Jakarta (tutur.co.id) – Presiden Prabowo Subianto menargetkan Badan Usaha Milik Negara (BUMN) hanya menyisakan 300 saja dari sebelumnya yang mencapai 1.046 perusahaan. Untuk mewujudkan targetnya itu, Presiden Prabowo memandang perlunya penguatan riset dan inovasi serta transformasi agar lebih efisien.
“Dari seribu lebih BUMN, sekarang kita sudah tutup lebih dari 200. Nantinya kita akan bikin tinggal 300 lah,” kata Presiden Prabowo di acara Sarasehan Kebangsaan Konvensi Sains, Teknologi, dan Industri Indonesia (KSTI) Tahun 2026 di Jakarta International Convention Center (JICC), Jakarta, Minggu 28 Juni 2026.
Presiden Prabowo menilai penyederhanaan dan efisiensi tersebut diperlukan agar anggaran negara dapat digunakan secara lebih produktif untuk kepentingan masyarakat. Pemerintah, kata Presiden Prabowo, ingin memastikan BUMN benar-benar menjadi instrumen pembangunan nasional.

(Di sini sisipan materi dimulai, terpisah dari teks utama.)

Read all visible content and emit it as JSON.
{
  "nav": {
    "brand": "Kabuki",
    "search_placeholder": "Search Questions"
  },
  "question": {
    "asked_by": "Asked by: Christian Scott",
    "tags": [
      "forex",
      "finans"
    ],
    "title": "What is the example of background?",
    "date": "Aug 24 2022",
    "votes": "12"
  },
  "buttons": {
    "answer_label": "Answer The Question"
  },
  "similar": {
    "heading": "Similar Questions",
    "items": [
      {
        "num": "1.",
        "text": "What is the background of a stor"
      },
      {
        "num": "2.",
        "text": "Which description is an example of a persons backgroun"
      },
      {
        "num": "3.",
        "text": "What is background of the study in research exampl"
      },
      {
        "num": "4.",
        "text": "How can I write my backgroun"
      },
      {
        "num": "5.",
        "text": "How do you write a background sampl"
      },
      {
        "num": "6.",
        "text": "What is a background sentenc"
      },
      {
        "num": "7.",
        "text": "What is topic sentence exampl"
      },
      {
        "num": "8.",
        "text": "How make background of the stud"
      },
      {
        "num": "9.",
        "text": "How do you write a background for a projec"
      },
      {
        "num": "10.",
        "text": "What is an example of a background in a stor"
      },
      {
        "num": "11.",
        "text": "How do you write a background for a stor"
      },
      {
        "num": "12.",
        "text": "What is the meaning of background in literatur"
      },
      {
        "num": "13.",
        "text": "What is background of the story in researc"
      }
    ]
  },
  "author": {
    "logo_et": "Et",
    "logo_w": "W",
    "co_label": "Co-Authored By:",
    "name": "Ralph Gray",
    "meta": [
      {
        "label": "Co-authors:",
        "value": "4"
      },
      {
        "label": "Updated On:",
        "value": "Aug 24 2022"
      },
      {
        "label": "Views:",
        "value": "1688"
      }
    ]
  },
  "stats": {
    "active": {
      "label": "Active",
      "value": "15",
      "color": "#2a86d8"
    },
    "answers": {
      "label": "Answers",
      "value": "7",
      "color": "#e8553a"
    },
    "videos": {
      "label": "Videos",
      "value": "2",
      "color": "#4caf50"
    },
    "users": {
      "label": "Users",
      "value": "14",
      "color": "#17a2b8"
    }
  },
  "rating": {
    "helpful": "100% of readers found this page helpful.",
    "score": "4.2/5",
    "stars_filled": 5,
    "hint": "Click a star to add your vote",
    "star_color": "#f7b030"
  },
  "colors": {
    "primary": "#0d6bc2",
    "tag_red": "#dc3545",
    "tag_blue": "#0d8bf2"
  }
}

“Bayangkan, lebih dari 750 kita tutup, 750 dirut, 750 direksi kali 4 atau kali 5, 750 komisaris kali 10. Overhead-nya kayak apa? Gajinya kayak apa? Ini uang rakyat semua, perusahaan tidak untung hanya bayar overhead,” tegas Presiden.
Selanjutnya, Presiden Prabowo menargetkan proses pembenahan BUMN dapat segera diselesaikan sehingga perusahaan negara mampu bekerja lebih profesional dan transparan.
“Kita mau sekarang rasional, efisien. Dan ini kita buktikan, dan ini kita lakukan, saya minta dalam tahun ini harus selesai. Jadi dalam 2 tahun kita akan bikin BUMN-BUMN lebih efisien, lebih transparan, lebih bekerja untuk rakyat,” ujar Presiden.
Selain itu, Presiden Prabowo juga menyambut baik berbagai usulan terkait penguatan kerja sama antara perguruan tinggi dengan institusi dalam dan luar negeri untuk mendukung pengembangan industri, riset, dan inovasi nasional.
“Kemudian usul-usul lain tentang kerja sama dengan institusi luar negeri yang melibatkan kampus-kampus universitas di semua bidang dan di semua daerah saya kira ini benar. Nanti kita akan ke arah situ semua,” pungkas Presiden.
Penutupan KSTI 2026 ini menegaskan arah kebijakan pemerintah untuk membangun ekosistem riset dan industri nasional yang kuat, didukung oleh BUMN yang sehat dan efisien, serta kolaborasi erat antara pemerintah, perguruan tinggi, dan dunia usaha dalam mewujudkan Indonesia yang mandiri dan berdaya saing global.